Steroid Epidurals Can Help Relieve Sciatica

A recent randomised trial published in Annals of Internal Medicine by Cohen and his colleagues shows that steroid epidurals can help relieve sciatica. They found that “75% of patients treated with epidural steroids reported 50% or greater leg pain relief and a positive global perceived effect at 1 month”.  Of course, an epidural is an invasive treatment with associated risks and would probably not be the first choice of treatment. Conservative therapies such as physiotherapy, osteopathy, chiropractic, acupuncture, etc. should be the first port of call. In addition, your GP may prescribe anti-inflammatories and analgesia. Only in cases of severe sciatica when conservative treatment has not been effective should an epidural be envisaged.

Over time the healing process should help settle the sciatica, irrespective of whether or not a steroid epidural is performed, but an epidural can catalyse the process by decreasing pain, decreasing anxiety and stress, increasing mobility and allowing the participation in physiotherapy and rehabilitation.

An Integrated Approach To Low Back Pain Improves Results

An article in Medical News Today reviews a study in The Journal of Alternative and Complementary Medicine on the treatment of low back pain. A combined program of complementary and conventional therapies was found to be more helpful than the usual care provided by the primary care physician.

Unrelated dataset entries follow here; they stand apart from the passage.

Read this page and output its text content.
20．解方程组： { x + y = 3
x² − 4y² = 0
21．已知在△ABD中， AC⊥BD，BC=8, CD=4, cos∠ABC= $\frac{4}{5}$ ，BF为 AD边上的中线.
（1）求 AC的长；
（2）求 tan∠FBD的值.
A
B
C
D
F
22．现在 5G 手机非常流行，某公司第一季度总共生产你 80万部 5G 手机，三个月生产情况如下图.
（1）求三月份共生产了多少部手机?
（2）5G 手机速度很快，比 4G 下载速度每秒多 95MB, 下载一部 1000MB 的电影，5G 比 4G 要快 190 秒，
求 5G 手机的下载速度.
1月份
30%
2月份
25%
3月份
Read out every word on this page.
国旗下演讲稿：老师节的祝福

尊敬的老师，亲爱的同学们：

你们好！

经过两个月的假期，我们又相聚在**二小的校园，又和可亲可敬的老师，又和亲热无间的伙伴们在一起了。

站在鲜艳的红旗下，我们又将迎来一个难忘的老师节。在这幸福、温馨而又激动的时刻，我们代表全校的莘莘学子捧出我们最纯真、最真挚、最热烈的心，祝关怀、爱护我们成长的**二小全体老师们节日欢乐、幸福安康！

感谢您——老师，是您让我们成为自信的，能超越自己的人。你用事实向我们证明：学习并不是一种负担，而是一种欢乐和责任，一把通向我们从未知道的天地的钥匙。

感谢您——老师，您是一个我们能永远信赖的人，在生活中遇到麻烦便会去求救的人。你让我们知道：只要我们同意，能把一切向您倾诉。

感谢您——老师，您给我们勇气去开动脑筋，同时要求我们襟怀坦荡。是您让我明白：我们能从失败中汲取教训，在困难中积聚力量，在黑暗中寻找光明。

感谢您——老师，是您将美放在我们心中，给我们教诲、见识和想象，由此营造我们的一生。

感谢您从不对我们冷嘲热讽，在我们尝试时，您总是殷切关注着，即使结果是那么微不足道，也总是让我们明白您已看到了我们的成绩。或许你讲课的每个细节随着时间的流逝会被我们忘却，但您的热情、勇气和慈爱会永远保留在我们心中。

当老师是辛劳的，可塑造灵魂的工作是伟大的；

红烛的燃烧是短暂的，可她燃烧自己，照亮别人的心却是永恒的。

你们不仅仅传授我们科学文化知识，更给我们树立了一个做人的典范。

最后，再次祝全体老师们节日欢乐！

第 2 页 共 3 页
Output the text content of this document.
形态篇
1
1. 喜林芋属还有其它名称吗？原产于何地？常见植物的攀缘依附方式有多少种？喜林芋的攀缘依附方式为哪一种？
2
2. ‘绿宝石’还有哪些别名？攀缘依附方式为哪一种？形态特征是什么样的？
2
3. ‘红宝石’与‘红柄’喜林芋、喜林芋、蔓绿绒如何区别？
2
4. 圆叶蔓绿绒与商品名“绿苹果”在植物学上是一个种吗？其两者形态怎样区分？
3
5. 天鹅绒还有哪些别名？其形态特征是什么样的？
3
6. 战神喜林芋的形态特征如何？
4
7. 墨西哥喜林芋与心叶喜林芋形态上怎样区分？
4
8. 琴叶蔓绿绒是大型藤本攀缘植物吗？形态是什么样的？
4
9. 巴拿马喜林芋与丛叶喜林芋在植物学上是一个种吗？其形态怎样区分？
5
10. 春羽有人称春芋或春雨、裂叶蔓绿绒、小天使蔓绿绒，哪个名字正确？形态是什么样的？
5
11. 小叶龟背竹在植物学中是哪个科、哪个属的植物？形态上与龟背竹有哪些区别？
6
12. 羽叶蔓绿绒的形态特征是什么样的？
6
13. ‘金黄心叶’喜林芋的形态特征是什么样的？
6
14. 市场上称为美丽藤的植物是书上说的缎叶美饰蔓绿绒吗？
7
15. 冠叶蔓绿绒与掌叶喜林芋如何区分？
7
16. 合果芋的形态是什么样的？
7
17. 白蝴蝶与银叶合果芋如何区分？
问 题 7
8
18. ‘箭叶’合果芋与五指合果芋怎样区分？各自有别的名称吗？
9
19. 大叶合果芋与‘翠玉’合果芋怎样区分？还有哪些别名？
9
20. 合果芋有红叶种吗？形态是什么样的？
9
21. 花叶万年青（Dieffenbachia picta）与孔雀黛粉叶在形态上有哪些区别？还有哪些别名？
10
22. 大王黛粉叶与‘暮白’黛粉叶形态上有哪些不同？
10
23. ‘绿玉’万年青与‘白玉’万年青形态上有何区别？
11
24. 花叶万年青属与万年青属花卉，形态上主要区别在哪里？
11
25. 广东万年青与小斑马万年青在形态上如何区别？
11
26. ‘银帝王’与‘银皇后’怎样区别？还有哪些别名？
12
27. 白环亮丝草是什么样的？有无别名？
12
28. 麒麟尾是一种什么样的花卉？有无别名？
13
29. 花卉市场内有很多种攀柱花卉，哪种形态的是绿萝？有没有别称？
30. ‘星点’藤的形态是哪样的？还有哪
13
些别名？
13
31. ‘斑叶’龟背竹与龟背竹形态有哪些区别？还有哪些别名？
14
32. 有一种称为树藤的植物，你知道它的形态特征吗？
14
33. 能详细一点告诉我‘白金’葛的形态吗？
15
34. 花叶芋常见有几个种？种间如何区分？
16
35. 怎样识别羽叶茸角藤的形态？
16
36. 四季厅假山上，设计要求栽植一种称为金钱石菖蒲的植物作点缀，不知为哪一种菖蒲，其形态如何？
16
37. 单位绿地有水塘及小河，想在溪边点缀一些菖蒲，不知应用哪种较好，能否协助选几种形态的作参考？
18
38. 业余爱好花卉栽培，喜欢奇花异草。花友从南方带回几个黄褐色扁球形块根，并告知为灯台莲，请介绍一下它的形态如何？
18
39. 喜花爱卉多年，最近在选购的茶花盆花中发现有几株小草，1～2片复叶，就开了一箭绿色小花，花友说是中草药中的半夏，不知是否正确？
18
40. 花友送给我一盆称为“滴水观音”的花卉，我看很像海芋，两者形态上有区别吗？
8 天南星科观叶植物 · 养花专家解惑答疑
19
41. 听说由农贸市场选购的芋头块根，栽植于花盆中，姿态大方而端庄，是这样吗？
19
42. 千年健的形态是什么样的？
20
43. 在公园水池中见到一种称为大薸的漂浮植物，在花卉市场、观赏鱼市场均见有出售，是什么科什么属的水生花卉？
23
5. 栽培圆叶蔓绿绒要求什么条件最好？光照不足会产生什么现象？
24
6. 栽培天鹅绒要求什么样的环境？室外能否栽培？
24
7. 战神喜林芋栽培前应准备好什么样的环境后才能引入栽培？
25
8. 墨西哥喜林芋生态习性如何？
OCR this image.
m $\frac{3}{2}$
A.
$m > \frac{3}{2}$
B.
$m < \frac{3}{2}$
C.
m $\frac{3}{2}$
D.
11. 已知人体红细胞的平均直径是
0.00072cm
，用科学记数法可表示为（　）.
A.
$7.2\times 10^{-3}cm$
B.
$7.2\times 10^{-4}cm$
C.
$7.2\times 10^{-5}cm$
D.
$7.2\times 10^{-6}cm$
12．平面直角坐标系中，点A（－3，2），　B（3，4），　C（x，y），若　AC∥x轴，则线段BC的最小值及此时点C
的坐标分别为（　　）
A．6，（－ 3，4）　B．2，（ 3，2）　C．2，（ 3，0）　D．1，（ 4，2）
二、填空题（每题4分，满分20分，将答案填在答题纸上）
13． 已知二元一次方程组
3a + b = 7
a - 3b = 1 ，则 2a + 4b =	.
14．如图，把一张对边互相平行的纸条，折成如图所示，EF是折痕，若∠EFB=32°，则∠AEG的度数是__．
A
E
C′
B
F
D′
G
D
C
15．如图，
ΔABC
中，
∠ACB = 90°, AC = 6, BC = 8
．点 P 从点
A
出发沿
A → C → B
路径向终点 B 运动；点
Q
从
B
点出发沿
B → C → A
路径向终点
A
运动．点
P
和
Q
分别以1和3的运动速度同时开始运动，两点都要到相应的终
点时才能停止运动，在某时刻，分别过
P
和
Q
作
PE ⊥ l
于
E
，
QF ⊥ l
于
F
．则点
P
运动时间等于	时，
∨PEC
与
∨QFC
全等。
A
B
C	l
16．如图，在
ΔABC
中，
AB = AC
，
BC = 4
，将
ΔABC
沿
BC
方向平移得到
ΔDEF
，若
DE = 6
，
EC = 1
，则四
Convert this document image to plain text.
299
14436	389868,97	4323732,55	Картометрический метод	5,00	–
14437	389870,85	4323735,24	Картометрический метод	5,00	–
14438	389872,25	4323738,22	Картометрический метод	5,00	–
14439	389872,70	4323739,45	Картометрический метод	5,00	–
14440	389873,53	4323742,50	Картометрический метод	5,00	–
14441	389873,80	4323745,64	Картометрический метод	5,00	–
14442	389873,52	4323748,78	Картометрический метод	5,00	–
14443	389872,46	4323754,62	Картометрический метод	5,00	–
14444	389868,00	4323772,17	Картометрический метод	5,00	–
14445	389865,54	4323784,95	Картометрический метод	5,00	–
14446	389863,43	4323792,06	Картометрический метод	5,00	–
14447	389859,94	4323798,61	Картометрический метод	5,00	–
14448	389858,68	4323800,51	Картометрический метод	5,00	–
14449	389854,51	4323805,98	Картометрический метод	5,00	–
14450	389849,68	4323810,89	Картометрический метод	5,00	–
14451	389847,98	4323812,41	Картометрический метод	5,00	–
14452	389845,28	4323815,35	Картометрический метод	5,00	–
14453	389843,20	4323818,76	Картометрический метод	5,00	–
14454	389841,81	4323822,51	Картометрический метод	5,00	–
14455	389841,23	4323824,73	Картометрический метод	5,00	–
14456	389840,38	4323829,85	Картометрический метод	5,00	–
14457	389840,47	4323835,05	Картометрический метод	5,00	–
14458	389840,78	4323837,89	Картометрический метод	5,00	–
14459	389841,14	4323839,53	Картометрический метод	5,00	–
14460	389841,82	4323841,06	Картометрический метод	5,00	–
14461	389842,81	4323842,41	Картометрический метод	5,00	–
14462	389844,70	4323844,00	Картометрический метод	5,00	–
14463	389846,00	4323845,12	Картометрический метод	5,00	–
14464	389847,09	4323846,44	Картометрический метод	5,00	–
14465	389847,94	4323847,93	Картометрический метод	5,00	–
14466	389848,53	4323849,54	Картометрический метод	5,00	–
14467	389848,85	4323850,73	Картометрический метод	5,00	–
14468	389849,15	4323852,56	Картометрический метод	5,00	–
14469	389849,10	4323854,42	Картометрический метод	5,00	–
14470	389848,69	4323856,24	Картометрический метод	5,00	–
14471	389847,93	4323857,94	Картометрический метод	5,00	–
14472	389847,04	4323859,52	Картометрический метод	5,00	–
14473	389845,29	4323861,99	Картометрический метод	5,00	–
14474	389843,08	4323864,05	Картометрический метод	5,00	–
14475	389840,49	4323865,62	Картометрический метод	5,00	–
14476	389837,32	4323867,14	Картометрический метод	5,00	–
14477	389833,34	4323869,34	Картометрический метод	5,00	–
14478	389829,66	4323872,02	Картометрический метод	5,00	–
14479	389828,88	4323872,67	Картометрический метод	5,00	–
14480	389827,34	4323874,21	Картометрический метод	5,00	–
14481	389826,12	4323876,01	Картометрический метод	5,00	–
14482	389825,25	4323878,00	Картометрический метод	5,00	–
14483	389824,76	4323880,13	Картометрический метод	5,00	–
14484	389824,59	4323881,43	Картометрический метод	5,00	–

The benefits of the program were a decrease in pain and an improvement in function. The complementary therapies provided included physiotherapy, acupuncture, massage, mind-body techniques, chiropractic and nutritional advice. Healing in Motion in St Albans aims to treat musculoskeletal disorders using a holistic, integrated approach.

Acupuncture Awareness Week

This week the British Acupuncture Council is launching the very first Acupuncture Awareness Week and their website is full of useful information. Of all the treatments I use, acupuncture is by far the one that most clients are curious about. Acupuncture has been used in China for over 2000 years. Fine needles are inserted into the skin to stimulate the body. Obviously, the needles are sterile and disposed of after use. Acupuncture can help with all sorts of muscle or joint pains like back pain for instance. The most common question is; how does it work? Let’s use back pain as an example (the following information was provided by the British Acupuncture Council).

“Acupuncture can help back pain by:

  • Providing pain relief – by stimulating nerves located in muscles and other tissues, acupuncture leads to release of endorphins and other neurohumoral factors and changes the processing of pain in the brain and spinal cord (Pomeranz 1987; Zhao 2008).
  • Reducing inflammation – by promoting release of vascular and immunomodulatory factors (Kim 2008, Kavoussi 2007;Zijlstra 2003).
  • Improving muscle stiffness and joint mobility – by increasing local microcirculation (Komori 2009), which aids dispersal of swelling and bruising.
  • Reducing the use of medication for back complaints (Thomas 2006).
  • Providing a more cost-effective treatment over a longer period of time (Radcliffe 2006;Witt 2006).
  • Improving the outcome when added to conventional treatments such as rehabilitation exercises (Ammendolia 2008; Yuan 2008).”
  • Releasing tight bands in muscles

Following research into the effects of acupuncture on low back pain, the National Institute for Health and Clinical Excellence (NICE) now recommend that GPs offer a course of 10 sessions of acupuncture as a first line treatment for persistent, non-specific low back pain.

Acupuncture Helps Reduce Stress

An article in today’s Mail Online reviews research carried out on the effects of acupuncture on stressed rats. The results show that acupuncture can reduce the levels of a protein linked to stress. Apparently this is the first study to show molecular proof of the benefit of acupuncture on stress.